Differentiate wrt x: 2x/a^2+2ydy/dx/b^2=0. Therefore dy/dx=-(x/a^2)(b^2/y)=-xb^2/ya^2.
The equation of the tangent is given by y=mx+c where m=-Xb^2/Ya^2 at the point (X,Y) where the tangent line intercepts each axis equidistant from the origin. Since x^2/a^2+y^2/b^2=1 we can find Y when x=X: Y^2=b^2(1-X^2/a^2), so Y=bsqrt(1-X^2/a^2). In the equation y=mx+c, the y intercept is c (when x=0) and the x intercept is -c/m. These are equal when c=-c/m, so, if c not zero, m=-1, and -Xb^2/Ya^2=-1, Xb^2=Ya^2=absqrt(a^2-X^2), that is, Xb=asqrt(a^2-X^2); X^2b^2=a^2(a^2-X^2)=a^4-a^2X^2, so X^2=a^4/(a^2+b^2) and X=a^2/sqrt(a^2+b^2). Y=bsqrt(1-a^2/(a^2+b^2))=bsqrt(b^2/(a^2+b^2))=b^2/sqrt(a^2+b^2).
The point (X,Y) is therefore (a^2/sqrt(a^2+b^2),b^2/sqrt(a^2+b^2)).

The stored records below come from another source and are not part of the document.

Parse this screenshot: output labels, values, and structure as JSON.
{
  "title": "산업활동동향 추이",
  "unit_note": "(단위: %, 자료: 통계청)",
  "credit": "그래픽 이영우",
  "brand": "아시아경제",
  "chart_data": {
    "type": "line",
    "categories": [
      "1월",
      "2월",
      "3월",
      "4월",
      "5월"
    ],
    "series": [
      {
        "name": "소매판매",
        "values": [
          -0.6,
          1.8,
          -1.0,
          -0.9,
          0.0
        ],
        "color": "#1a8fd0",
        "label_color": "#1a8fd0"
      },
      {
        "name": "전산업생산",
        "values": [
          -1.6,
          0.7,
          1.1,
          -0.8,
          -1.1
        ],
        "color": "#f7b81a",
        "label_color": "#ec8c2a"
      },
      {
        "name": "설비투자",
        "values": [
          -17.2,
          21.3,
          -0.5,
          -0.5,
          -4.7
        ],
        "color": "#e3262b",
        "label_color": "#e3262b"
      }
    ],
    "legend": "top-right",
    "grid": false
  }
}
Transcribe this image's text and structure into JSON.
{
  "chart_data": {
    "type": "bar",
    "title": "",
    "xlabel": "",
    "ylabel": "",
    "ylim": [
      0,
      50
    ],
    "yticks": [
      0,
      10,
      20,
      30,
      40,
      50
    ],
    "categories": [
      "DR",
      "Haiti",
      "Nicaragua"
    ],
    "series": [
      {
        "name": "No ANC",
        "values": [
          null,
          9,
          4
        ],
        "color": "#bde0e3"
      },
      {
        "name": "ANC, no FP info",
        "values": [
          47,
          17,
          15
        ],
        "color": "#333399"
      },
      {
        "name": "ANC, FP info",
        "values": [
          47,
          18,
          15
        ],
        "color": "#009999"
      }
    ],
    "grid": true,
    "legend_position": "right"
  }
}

[c=0 in the equation c=-c/m is not a solution, because the curve is an ellipse when a and b have non-zero values. The line y=mx (both intercepts are zero) passes through the origin (0,0) which cannot be the tangent line for any point on the ellipse.]